Further news on Clang - spurious warnings
I'm happy to report that thanks to some persistent complaining on my
part, the one outstanding issue when building Postgres with Clang -
the spurious warnings that occured as a result of it being statically
detected that there are assignments past what appears to be the end of
a single element array at the end of a struct - has been fixed in a
recent revision. Now, the only warning that remains is that same,
annoying Flex related bug also seen with GCC that we can't seem to do
anything about, because the Flex people refuse to acknowledge that
it's a bug.
However, at least when you see this warning when using Clang, you get
to see a comment beside the declaration that hints that the warning is
spurious:
[peter@laptop postgresql]$ /home/peter/build/Release/bin/clang -O2
-Wall -Wmissing-prototypes -Wpointer-arith
-Wdeclaration-after-statement -Wendif-labels -Wformat-security
-fno-strict-aliasing -fwrapv -Wno-error -I. -I. -Isrc/include
-D_GNU_SOURCE -c -o gram.o src/backend/parser/gram.c
In file included from gram.y:12949:
scan.c:16246:23: warning: unused variable 'yyg' [-Wunused-variable]
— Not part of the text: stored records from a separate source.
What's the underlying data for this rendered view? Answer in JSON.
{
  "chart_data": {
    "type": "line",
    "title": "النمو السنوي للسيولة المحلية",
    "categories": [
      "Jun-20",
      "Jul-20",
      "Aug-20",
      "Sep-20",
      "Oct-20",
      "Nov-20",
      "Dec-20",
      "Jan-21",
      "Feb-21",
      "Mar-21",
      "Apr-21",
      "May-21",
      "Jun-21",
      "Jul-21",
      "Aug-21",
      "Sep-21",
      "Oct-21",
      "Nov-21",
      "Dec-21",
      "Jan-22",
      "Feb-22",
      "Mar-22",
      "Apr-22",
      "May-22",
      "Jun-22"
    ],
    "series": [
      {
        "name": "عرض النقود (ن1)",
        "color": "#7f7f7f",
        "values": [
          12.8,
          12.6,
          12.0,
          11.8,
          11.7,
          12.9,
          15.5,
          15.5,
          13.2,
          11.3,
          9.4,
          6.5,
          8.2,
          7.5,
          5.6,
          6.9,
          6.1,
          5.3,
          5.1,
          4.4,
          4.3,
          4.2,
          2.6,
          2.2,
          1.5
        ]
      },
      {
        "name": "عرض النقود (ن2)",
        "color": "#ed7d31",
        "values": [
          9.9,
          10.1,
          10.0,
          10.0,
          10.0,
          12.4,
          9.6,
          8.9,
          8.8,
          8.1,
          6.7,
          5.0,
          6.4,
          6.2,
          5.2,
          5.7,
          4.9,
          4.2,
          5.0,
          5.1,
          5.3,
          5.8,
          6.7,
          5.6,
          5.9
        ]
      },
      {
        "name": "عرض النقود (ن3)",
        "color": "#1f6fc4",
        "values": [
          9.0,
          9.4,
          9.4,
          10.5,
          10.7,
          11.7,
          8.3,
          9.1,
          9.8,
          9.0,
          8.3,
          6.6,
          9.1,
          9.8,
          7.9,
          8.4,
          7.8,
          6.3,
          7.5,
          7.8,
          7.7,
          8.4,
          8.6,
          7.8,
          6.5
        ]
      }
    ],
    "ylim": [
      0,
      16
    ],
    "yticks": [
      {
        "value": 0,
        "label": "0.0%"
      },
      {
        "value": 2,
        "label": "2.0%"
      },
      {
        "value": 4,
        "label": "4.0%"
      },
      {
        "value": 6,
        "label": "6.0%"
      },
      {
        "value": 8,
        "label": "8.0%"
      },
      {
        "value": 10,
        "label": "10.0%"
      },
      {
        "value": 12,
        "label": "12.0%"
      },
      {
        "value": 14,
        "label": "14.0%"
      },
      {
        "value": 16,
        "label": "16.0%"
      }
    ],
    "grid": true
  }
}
struct yyguts_t * yyg = (struct yyguts_t*)yyscanner; /* This var
may be unused depending upon options. */
^
1 warning generated.
This is not the case with GCC 4.6:
[peter@laptop postgresql]$ gcc -O2 -Wall -Wmissing-prototypes
-Wpointer-arith -Wdeclaration-after-statement -Wendif-labels
-Wformat-security -fno-strict-aliasing -fwrapv -Wno-error -I. -I.
-Isrc/include -D_GNU_SOURCE -c -o gram.o src/backend/parser/gram.c
In file included from gram.y:12949:0:
scan.c: In function ‘yy_try_NUL_trans’:
scan.c:16246:23: warning: unused variable ‘yyg’ [-Wunused-variable]
--
Peter Geoghegan http://www.2ndQuadrant.com/
PostgreSQL Development, 24x7 Support, Training and Services
On 3 August 2011 00:52, Peter Geoghegan <peter@2ndquadrant.com> wrote:
Now, the only warning that remains is that same
Correction - there are actually 3 additional warnings like this in repl_gram.c:
/home/peter/build/Release/bin/clang -O2 -Wall -Wmissing-prototypes
-Wpointer-arith -Wdeclaration-after-statement -Wendif-labels
-Wformat-security -fno-strict-aliasing -fwrapv -I.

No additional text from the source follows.